# Holzdurchschnitt mit Jahresringen in Freehand erstellen



## Samonis (13. November 2004)

Hallo

Ich mache eine Visitenkarte für einen Freund und will diese mit Freehand machen. Da ich noch nicht so der profi bin, wollte ich mir ein paar anregungen holen wie ich am besten eine Illustration von einem Holzschnitt ( also wie ein durchgesägter baum) verwirklichen könnte?

ich habe mal ein Beispielbild dabei
http://www.kauwass.de/images/holzscheibe2.gif
so ähnlich sollte es aussehen nur halt illustriert/abstrackter, dass man es als Logo benutzen kann. Gerade Jahresringe wären wichtig. Also wie kann ich eine Kreisstruktur z.b verformen, damit es natürlicher aussieht?

Wär echt klasse wenn mir jemand da was schreiben könnte.


----------



## Jan-Frederik Stieler (13. November 2004)

Erstelle die Kreisform mithilfe des Pfadwerkzeuges und weise dem Kreis dasn die entsprechende Farbe als Füllung und/oder als Rahmen zu.

Viele Grüße


----------



## Samonis (14. November 2004)

Cool danke schonmal.

doch wie bekomme ich diesen kreis dann verformt?


----------



## Jan-Frederik Stieler (14. November 2004)

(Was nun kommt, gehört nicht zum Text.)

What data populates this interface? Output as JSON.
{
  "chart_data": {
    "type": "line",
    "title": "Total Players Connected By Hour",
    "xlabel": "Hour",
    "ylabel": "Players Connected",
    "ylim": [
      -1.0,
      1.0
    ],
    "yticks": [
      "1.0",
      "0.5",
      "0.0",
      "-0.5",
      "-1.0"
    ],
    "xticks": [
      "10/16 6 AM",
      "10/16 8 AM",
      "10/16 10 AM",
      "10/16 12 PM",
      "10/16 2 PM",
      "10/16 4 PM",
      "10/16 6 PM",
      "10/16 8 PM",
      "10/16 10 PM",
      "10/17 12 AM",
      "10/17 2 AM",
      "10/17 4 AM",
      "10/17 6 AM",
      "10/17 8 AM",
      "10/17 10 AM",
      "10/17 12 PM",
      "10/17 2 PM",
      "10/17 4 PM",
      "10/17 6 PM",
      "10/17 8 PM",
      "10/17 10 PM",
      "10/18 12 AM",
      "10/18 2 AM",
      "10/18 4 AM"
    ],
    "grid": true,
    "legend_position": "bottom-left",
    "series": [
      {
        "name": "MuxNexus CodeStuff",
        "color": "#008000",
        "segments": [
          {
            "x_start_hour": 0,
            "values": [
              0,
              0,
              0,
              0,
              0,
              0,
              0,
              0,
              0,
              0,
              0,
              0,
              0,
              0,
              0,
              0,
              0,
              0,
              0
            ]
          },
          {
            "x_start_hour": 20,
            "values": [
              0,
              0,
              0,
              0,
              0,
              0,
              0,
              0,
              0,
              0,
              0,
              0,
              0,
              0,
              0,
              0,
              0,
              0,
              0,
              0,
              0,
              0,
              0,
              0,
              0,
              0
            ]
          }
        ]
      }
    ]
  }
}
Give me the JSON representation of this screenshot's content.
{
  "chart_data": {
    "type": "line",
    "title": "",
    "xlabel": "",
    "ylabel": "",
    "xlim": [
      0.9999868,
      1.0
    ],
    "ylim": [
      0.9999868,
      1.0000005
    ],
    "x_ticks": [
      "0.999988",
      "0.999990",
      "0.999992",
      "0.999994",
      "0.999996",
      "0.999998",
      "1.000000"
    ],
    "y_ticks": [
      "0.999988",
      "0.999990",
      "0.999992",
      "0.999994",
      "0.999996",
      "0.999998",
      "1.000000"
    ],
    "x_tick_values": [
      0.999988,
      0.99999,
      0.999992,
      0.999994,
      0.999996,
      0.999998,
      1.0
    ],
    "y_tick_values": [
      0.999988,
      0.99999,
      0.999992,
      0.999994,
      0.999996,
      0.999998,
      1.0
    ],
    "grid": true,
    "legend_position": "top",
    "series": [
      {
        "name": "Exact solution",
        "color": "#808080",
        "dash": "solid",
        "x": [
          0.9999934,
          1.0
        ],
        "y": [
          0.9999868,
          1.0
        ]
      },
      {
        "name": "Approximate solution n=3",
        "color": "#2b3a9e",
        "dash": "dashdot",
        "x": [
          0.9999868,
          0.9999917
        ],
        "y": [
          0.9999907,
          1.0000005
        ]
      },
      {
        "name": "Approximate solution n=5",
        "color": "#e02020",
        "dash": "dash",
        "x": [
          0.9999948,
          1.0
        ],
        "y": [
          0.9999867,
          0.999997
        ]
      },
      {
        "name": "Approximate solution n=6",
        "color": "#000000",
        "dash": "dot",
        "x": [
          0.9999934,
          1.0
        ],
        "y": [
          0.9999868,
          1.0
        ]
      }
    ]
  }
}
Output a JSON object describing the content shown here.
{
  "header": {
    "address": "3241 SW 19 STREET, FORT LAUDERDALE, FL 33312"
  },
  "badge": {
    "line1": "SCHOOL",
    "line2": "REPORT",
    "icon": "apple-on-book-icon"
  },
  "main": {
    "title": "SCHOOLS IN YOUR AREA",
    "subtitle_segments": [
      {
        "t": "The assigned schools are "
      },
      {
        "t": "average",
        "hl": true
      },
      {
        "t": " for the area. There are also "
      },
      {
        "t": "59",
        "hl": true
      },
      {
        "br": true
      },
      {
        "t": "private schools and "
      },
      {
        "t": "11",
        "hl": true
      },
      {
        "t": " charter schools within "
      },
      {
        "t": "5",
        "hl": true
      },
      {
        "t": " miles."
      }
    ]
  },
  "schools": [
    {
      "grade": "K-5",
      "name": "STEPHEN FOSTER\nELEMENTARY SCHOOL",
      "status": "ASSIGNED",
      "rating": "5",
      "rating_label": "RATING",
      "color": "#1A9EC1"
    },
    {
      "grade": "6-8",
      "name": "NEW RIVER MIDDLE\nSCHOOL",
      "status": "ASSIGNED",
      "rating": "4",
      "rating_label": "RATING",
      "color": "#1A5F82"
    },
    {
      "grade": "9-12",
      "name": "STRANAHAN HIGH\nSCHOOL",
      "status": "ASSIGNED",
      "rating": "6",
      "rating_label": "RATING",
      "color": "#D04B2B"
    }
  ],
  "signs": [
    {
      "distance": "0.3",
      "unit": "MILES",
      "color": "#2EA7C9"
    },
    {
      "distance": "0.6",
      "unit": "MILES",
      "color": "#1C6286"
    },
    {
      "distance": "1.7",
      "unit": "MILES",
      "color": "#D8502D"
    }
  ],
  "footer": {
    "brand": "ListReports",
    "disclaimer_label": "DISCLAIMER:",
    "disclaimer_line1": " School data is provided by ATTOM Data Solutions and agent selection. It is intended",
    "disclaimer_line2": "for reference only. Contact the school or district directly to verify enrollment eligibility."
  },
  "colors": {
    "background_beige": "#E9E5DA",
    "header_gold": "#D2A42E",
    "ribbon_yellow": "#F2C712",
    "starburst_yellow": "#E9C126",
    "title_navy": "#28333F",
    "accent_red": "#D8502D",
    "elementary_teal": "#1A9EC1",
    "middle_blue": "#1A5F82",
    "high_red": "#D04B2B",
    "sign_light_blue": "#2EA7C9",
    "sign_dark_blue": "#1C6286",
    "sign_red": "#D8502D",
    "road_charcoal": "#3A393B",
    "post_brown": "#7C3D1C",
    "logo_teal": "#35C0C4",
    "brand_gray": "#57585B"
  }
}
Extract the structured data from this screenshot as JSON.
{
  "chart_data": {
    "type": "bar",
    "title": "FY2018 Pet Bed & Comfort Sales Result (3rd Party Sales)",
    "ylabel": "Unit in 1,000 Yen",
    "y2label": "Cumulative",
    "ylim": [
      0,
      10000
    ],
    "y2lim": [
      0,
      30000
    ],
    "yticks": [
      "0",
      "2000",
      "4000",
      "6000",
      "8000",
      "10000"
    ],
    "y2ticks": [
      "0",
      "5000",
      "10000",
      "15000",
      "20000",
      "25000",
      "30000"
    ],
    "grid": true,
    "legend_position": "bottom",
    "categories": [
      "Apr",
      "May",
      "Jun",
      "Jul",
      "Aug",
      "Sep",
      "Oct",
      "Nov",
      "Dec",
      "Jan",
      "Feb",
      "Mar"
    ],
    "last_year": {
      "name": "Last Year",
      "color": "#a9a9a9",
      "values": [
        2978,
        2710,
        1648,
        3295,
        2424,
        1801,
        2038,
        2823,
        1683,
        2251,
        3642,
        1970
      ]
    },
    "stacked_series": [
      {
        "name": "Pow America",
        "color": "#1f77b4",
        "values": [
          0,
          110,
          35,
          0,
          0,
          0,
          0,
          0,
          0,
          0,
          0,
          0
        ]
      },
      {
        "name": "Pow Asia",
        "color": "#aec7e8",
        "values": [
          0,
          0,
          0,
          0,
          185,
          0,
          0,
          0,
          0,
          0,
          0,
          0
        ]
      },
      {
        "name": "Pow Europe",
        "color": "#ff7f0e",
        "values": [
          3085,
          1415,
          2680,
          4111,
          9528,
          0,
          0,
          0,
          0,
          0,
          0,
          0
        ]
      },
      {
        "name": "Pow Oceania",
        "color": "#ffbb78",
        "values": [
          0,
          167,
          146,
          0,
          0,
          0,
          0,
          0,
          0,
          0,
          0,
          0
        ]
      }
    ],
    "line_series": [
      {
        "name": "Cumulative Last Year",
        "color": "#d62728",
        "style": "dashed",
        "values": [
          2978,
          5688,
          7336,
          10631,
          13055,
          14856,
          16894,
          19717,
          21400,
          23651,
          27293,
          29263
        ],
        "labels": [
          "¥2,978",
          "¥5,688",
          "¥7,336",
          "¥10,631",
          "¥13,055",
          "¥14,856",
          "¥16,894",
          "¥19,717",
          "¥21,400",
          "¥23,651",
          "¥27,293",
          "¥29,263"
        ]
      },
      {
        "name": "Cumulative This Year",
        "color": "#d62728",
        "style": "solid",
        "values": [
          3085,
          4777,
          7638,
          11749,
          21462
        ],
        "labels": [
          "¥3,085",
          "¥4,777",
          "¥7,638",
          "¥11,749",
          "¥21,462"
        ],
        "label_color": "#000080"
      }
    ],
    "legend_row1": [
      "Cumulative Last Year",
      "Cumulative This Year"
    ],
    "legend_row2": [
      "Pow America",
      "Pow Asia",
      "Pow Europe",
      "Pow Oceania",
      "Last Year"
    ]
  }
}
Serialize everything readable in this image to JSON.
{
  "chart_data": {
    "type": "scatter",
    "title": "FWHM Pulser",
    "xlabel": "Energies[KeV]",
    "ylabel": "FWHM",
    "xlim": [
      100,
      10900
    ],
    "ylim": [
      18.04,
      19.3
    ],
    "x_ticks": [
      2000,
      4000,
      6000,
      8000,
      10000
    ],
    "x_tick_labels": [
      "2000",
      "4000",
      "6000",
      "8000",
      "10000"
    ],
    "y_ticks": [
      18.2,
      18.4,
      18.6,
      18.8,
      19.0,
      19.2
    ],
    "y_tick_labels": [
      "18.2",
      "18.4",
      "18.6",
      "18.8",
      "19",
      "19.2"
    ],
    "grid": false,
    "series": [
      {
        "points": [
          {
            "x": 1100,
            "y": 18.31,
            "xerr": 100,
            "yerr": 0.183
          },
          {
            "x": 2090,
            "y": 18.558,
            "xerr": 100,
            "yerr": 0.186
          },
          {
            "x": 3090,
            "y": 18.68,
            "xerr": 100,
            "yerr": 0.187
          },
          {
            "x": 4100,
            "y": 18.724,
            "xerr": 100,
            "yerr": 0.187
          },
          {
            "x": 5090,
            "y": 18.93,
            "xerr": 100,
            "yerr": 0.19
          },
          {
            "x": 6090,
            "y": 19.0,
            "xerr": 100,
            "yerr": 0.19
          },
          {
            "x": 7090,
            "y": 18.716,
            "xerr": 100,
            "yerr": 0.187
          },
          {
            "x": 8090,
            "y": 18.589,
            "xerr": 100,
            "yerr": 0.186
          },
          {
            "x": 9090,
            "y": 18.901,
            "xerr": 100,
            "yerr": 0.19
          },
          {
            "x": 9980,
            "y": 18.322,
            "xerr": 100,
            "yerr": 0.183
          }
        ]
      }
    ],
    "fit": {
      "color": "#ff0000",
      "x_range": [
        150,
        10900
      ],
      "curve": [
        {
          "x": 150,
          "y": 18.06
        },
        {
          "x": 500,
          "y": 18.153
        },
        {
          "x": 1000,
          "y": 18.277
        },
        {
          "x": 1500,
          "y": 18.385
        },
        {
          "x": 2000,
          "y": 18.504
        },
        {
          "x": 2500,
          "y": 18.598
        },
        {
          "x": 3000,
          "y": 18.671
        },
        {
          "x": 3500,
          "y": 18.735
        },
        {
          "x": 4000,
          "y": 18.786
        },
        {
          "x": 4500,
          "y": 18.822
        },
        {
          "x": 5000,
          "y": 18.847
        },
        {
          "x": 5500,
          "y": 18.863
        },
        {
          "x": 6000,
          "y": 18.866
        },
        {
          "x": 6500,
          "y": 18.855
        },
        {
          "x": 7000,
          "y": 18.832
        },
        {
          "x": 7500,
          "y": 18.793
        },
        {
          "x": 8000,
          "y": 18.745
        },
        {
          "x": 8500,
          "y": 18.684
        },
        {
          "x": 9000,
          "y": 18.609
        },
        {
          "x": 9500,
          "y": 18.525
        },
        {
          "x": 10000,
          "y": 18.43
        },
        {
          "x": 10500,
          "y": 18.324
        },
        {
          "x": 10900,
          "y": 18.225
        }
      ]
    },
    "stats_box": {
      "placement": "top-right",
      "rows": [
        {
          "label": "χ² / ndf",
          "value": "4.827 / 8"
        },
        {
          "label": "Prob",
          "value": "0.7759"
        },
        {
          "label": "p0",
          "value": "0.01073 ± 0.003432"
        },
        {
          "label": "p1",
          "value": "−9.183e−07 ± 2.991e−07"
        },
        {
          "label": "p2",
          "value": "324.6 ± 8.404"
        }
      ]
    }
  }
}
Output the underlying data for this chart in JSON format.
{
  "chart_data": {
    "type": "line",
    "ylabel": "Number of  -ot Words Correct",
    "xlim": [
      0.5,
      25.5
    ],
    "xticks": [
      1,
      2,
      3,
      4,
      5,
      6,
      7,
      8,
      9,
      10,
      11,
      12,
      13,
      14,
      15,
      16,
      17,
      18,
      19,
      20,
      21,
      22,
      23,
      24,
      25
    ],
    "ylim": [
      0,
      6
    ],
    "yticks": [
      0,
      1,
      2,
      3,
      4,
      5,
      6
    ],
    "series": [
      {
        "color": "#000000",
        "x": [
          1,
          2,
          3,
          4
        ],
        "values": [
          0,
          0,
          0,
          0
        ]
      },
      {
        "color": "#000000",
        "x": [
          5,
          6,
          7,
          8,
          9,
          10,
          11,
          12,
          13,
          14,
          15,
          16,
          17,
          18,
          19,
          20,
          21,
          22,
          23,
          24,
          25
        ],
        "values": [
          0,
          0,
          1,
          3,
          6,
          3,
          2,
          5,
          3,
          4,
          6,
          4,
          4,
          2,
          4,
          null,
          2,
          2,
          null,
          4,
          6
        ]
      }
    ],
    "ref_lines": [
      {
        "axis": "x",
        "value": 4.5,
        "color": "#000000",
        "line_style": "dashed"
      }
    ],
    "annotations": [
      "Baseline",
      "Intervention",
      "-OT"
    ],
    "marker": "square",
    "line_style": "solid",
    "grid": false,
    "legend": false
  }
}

Du erstellst ja keinen geometrischen Kreis mit dem pfadwerkzeug sondern eine Freie Form den Pfad kannst du über die Scheitelpunkte verändern. Schau doch mal auch in der Hilfe unter Pfadwerkzeug und/oder Pfad erstellen, verformen ect.

MFG


----------



## Samonis (16. November 2004)

vielen Dank werds dann mal versuchen


----------